А вот и ограда психушки - высокая бетонная стена, выбеленная желтой
известкой, так же как наша новая школа, между прочим. Подходим к воротам,
привратник придирчиво расспрашивает нас, к кому да зачем, да в какую палату.
Идем по больничному парку, по которому гуляют больные в ватных стеганых
халатах тюремного цвета. На скамейках сидят родственники, пришедшие на
свидания. Парк хороший, ухоженный, у них тут садовник есть, из больных, ну и
больные, кто полегче, помогают ему парк в порядке содержать. Кустики вон как
хорошо подстрижены, такими аккуратными шариками. Мама говорила, что садовник
давно уж вылечился, и выписали его, но ему пойти некуда и он упросил его при
больнице оставить. Кормят его тут, и каморку под лестницей дали, чтобы жил,
значит, а он за это парк обихаживает. Ну и за дворника заодно.
- Мама! - кричит Наташка и несется к маме, которая тоже вышла погулять,
ну и нас поджидает, конечно. Подбегаем к маме, она нас целует, обнимает...
Хорошо-то как...
- Мам, а мы в школу устроились, - сообщаю я, заряжаясь энергией от ее
теплой и мягкой руки.
- Ой, молодцы вы какие! Ну и как?
- Нормально, мам. Директор - хорошая женщина, определила нас в один
класс, все как надо. За одной партой сидим. В общем, хорошо.

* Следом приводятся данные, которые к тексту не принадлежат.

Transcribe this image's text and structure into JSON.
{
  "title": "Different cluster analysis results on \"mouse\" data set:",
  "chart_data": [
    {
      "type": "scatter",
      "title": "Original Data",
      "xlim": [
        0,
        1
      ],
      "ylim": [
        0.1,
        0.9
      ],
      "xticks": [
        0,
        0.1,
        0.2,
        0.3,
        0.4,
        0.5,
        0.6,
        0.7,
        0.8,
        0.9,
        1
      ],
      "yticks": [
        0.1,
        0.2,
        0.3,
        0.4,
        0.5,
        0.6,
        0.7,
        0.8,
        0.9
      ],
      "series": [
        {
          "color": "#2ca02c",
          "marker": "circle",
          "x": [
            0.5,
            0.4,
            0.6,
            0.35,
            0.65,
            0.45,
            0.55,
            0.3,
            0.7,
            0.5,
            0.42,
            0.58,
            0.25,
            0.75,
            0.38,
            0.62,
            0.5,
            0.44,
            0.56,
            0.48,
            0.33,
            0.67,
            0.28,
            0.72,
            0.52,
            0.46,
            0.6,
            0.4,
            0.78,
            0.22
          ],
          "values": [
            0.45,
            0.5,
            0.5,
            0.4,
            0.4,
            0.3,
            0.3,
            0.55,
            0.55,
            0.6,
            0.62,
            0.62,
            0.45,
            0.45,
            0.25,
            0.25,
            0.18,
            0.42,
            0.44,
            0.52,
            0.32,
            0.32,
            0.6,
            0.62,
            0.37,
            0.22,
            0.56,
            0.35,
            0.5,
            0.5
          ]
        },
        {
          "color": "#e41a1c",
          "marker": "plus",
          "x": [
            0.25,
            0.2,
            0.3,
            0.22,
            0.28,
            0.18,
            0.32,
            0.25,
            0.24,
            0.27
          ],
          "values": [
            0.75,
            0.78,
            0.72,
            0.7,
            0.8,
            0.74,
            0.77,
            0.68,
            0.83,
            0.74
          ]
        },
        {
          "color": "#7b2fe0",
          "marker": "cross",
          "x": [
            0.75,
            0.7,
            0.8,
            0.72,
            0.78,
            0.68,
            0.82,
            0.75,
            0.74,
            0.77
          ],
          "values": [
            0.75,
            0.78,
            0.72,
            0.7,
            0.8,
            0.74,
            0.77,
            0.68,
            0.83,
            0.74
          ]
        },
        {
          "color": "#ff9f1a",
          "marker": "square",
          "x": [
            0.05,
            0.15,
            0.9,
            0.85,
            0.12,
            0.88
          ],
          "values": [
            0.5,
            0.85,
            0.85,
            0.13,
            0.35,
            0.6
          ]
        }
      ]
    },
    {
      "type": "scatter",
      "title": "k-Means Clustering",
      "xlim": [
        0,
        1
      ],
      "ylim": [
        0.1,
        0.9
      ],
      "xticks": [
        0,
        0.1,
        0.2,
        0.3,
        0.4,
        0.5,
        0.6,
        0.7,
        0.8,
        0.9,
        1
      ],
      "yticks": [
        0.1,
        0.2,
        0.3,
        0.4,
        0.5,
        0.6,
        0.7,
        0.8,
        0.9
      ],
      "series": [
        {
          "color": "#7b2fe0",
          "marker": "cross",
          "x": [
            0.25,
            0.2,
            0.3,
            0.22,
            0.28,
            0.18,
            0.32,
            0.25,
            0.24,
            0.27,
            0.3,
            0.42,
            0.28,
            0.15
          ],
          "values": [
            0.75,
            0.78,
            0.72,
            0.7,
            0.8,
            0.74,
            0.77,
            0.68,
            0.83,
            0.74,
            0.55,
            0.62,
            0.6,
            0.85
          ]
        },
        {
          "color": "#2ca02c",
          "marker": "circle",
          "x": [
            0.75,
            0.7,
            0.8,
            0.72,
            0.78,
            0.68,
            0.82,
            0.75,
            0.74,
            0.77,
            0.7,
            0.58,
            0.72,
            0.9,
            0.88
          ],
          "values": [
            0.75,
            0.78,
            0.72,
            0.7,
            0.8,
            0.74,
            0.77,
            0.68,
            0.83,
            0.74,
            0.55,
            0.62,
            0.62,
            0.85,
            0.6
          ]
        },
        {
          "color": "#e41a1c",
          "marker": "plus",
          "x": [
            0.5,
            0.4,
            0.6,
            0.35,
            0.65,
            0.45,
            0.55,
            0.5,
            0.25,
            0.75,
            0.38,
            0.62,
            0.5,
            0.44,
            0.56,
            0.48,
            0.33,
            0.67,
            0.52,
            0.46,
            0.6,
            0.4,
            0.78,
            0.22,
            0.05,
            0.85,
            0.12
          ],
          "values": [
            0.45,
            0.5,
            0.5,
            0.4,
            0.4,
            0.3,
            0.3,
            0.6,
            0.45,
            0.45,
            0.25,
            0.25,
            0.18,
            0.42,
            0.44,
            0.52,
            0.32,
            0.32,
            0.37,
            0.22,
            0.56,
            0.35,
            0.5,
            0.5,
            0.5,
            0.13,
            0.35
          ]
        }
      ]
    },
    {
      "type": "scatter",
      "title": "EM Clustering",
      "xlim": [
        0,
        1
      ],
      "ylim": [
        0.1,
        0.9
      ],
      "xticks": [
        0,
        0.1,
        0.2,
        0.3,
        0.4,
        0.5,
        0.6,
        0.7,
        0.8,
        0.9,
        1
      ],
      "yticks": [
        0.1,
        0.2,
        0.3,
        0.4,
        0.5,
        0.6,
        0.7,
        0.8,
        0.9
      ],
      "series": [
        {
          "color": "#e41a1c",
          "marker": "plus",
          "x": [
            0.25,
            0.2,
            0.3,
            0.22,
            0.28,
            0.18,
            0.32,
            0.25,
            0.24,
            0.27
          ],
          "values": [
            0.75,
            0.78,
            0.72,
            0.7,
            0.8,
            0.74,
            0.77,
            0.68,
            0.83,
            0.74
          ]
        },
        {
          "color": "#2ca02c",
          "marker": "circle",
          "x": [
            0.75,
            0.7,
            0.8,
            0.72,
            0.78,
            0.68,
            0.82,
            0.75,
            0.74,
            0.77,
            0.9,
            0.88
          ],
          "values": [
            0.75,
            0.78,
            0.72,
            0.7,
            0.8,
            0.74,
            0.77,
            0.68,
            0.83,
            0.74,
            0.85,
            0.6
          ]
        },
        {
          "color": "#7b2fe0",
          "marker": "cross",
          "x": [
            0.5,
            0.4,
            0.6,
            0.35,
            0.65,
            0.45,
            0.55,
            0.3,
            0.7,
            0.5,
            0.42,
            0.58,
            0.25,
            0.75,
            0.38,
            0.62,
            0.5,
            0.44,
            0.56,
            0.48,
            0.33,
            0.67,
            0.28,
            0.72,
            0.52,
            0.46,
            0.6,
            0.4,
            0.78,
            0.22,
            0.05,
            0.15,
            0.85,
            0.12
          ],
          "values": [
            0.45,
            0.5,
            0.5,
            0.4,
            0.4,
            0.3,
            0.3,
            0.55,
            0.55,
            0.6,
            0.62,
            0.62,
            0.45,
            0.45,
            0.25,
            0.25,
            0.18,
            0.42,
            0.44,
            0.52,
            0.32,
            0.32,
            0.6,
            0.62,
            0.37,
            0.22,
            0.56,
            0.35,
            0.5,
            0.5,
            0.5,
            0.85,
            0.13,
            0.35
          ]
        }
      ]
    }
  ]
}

- Не подрались еще? - спрашивает мама.
- Пытались меня побить, - говорю я. - Но трусоватые парнишки попались,
не стали с нами связываться. Мам, да ты не беспокойся. Наташка вон, и то
хорошо себя вела (Наташка показывает мне язык). Мам, а тебя скоро отпустят?
- Эх, Валечка, - вздыхает мама. - Говорят, еще неделю продержат. Я и
так, и эдак, мол, нашло на меня что-то тогда, а сейчас отпустило, я же
здоровая вполне. Они меня исследуют, доктор говорит, ну да, ты здорова, но
чтобы, значит, рецидива не было, надо еще понаблюдаться. Таблетками кормят
какими-то. Я их проглочу якобы, а потом выплевываю. Я же не сумасшедшая.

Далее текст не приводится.